How does a calculator calculate the sine, cosine, tangent using just a number?

Calculators either use the Taylor Series for $\sin / \cos$ or the CORDIC algorithm. A lot of information is available on Taylor Series, so I’ll explain CORDIC instead.

The input required is a number in radians $\theta$, which is between $-\pi / 2$ and $\pi / 2$ (from this, we can get all of the other angles).

First, we must create a table of $\arctan 2^{-k}$ for $k=0,1,2,\ldots, N-1$. This is usually precomputed using the Taylor Series and then included with the calculator. Let $t_i = \arctan 2^{-i}$.
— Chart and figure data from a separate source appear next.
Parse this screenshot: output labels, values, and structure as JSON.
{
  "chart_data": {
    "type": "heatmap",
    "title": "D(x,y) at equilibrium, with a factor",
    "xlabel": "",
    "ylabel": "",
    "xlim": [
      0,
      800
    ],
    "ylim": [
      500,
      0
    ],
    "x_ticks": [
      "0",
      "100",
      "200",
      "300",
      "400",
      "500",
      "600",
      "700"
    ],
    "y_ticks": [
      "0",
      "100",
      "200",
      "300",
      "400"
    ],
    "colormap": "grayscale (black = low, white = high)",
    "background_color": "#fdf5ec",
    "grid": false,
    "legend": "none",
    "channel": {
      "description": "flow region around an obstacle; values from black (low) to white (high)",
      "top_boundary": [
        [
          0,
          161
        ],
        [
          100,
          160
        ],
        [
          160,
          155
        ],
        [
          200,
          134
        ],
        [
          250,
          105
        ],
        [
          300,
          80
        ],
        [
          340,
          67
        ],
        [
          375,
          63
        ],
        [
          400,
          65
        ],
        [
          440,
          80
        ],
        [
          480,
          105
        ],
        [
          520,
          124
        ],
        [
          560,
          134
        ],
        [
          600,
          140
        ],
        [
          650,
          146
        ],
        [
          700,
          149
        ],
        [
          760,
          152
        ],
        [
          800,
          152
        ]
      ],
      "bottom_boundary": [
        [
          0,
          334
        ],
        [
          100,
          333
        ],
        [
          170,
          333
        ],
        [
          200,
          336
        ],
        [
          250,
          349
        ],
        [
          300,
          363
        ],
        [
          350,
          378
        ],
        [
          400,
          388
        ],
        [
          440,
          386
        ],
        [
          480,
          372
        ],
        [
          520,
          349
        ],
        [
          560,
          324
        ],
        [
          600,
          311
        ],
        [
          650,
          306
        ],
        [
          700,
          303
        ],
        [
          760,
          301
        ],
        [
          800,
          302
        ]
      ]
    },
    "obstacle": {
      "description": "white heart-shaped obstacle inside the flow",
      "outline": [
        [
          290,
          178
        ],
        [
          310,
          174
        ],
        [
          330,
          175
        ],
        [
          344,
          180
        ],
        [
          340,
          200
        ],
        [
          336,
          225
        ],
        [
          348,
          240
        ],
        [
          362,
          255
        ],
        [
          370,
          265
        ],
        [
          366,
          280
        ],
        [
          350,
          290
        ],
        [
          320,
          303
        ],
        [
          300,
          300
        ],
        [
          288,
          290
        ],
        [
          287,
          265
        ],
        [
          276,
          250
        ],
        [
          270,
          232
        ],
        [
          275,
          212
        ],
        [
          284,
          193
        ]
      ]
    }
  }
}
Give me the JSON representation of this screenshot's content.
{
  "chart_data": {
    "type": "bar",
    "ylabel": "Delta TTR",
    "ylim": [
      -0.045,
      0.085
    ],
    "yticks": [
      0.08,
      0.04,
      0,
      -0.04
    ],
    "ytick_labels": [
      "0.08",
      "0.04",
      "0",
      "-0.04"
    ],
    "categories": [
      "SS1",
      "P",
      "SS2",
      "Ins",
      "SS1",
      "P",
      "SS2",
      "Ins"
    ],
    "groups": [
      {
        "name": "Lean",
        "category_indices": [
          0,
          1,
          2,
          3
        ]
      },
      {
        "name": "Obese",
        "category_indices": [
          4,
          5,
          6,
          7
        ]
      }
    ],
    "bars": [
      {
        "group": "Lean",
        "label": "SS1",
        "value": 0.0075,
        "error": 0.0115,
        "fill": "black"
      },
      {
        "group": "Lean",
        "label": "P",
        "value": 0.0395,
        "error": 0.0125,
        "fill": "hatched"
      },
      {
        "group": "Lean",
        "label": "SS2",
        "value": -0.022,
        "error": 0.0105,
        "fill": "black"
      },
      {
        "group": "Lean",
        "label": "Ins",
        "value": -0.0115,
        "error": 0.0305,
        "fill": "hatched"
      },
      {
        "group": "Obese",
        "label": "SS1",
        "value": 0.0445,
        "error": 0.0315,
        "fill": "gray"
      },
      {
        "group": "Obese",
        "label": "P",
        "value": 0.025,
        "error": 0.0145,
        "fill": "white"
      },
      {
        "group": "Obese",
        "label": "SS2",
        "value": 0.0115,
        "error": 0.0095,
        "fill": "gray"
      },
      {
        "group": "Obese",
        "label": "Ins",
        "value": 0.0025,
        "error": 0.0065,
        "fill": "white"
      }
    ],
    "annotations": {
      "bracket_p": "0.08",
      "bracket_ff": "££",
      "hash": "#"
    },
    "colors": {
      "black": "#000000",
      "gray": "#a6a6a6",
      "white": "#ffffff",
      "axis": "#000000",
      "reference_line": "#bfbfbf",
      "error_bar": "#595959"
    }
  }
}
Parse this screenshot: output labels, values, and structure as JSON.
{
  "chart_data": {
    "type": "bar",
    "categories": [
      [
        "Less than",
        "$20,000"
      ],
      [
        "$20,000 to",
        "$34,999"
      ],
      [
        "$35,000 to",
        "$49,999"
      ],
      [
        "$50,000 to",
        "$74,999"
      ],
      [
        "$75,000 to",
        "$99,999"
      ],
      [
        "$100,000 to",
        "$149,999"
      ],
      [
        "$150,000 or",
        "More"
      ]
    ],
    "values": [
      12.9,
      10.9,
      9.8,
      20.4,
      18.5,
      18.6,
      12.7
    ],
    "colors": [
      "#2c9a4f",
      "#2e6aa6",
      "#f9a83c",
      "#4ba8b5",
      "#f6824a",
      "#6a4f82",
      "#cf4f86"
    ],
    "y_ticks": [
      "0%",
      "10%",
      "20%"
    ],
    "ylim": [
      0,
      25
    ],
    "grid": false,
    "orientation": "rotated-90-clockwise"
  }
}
Consider the point in the plane $(1, 0)$. Draw the unit circle. Now if we can somehow get the point to make an angle $\theta$ with the $x$-axis, then the $x$ coordinate is the $\cos \theta$ and the $y$-coordinate is the $\sin \theta$.

Now we need to somehow get the point to have angle $\theta$. Let’s do that now.

Consider three sequences $\{ x_i, y_i, z_i \}$. $z_i$ will tell us which way to rotate the point (counter-clockwise or clockwise). $x_i$ and $y_i$ are the coordinates of the point after the $i$th rotation.

Let $z_0 = \theta$, $x_0 = 1/A_{40} \approx 0.607252935008881$, $y_0 = 0$. $A_{40}$ is a constant, and we use $40$ because we have $40$ iterations, which will give us $10$ decimal digits of accuracy. This constant is also precomputed¹.

Now let:

$$z_{i+1} = z_i - d_i t_i$$
$$x_{i+1} = x_i - y_i d_i 2^{-i}$$
$$y_i = y_i + x_i d_i 2^{-i}$$
$$d_i = \text{1 if } z_i \ge 0 \text{ and -1 otherwise}$$

From this, it can be shown that $x_N$ and $y_N$ eventually become $\cos \theta$ and $\sin \theta$, respectively.

¹: $A_N = \displaystyle\prod_{i=0}^{N-1} \sqrt{1+2^{-2i}}$